I have met a few of these refugees who have left the Islamic faith and become Christians —mostly Protestant, but I am sure each of them will encounter Orthodox and Catholics.
Don’t be afraid of those soldiers of ISIS but pray for them, because we know that they have souls, and you know Saul, before he became St. Paul was an enemy of the church and actively persecuted it. One of the groups we work with in Iraq has a Christian radio station that broadcasts across Iraq and Syria. They have a phone number interested listeners can call to learn more about Jesus, the Bible and Christianity. Well one day they received a blocked call from a man in Syria. He asked that they not hang up on him. He was a soldier with ISIS and had heard their radio broadcast and wanted to become a Christian. They were able to connect him with Christians in Syria who helped him escape. There are many such stories in the midst of the chaos and destruction. We can pray for these people, the persecuted and the persecutors. We pray that they would see the falseness of their faith beliefs and misconceptions. As Christians we believe that every other world religion that is not following Jesus Christ is a counterfeit.
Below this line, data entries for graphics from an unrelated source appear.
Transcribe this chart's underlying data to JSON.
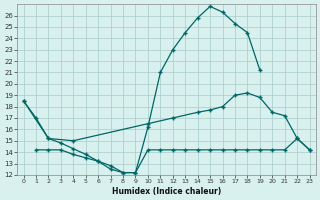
{
  "xlabel": "Humidex (Indice chaleur)",
  "background_color": "#d8f0ee",
  "grid_color": "#a8ccc8",
  "line_color": "#006666",
  "xlim": [
    -0.5,
    23.5
  ],
  "ylim": [
    12,
    27
  ],
  "yticks": [
    12,
    13,
    14,
    15,
    16,
    17,
    18,
    19,
    20,
    21,
    22,
    23,
    24,
    25,
    26
  ],
  "xticks": [
    0,
    1,
    2,
    3,
    4,
    5,
    6,
    7,
    8,
    9,
    10,
    11,
    12,
    13,
    14,
    15,
    16,
    17,
    18,
    19,
    20,
    21,
    22,
    23
  ],
  "line1_x": [
    0,
    1,
    2,
    3,
    4,
    5,
    6,
    7,
    8,
    9,
    10,
    11,
    12,
    13,
    14,
    15,
    16,
    17,
    18,
    19
  ],
  "line1_y": [
    18.5,
    17.0,
    15.2,
    14.8,
    14.3,
    13.8,
    13.2,
    12.5,
    12.2,
    12.2,
    16.2,
    21.0,
    23.0,
    24.5,
    25.8,
    26.8,
    26.3,
    25.3,
    24.5,
    21.2
  ],
  "line2_x": [
    0,
    2,
    4,
    10,
    12,
    14,
    15,
    16,
    17,
    18,
    19,
    20,
    21,
    22,
    23
  ],
  "line2_y": [
    18.5,
    15.2,
    15.0,
    16.5,
    17.0,
    17.5,
    17.7,
    18.0,
    19.0,
    19.2,
    18.8,
    17.5,
    17.2,
    15.2,
    14.2
  ],
  "line3_x": [
    1,
    2,
    3,
    4,
    5,
    6,
    7,
    8,
    9,
    10,
    11,
    12,
    13,
    14,
    15,
    16,
    17,
    18,
    19,
    20,
    21,
    22,
    23
  ],
  "line3_y": [
    14.2,
    14.2,
    14.2,
    13.8,
    13.5,
    13.2,
    12.8,
    12.2,
    12.2,
    14.2,
    14.2,
    14.2,
    14.2,
    14.2,
    14.2,
    14.2,
    14.2,
    14.2,
    14.2,
    14.2,
    14.2,
    15.2,
    14.2
  ]
}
When you have a twenty-dollar bill, you know that no one makes counterfeits of three-dollar bills because we don’t have those bills, but they’ll make a counterfeit of twenty dollar bill because it looks similar. And we know that even in Islam, if you read the Quran, there is a passage that speak highly of Jesus and Mary. The only woman’s name mentioned in the whole Quran is Mary, and the “Prophet Jesus” is a prophet very honored in the Quran. There are definite elements in the Quran that can lead people to Jesus and Mary, the Theotokos. There is only one way to God, but many ways to Jesus. So it’s very important that you come to Jesus and you understand that. It’s interesting that many Muslims are encountering compassion with Christians in their refugee crises. We are told to show compassion to the widow, the orphaned and the imprisoned. The goal is to show compassion to these refugees, not to convert them. I know some people say, some donors ask us, “Why do you want to give to refugees? Are you trying to convert them?” No one can convert the heart— only the Holy Spirit can do that!
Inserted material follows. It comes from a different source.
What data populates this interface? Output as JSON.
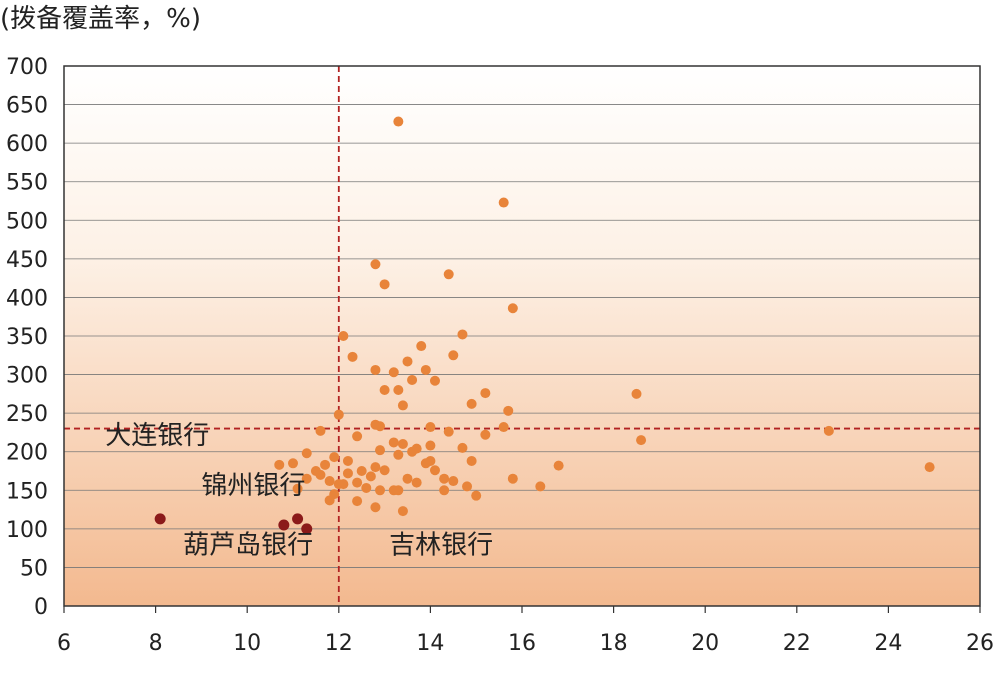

As we were preparing for our last trip to Iraq we heard about St. John the Merciful of Egypt. His prayer goes like this, “Help me help God’s helpless.” We prayed this prayer a lot when we served in Iraq. In our work with displaced peoples and refugees we also pray to St. John Maximovitch of Shanghai and San Francisco. He was very compassionate towards orphans and also refugees. Our Orthodox faith motivates my wife and me to serve refugees. We are able to share that we are Orthodox, and it has provided a great opening to many people to share our own stories about how we became Orthodox; how we believe that God uses all things in our lives to bring us into right relationship with the Holy Trinity. He even allows wars and crises to create a space of compassion to grow in our hearts and minds.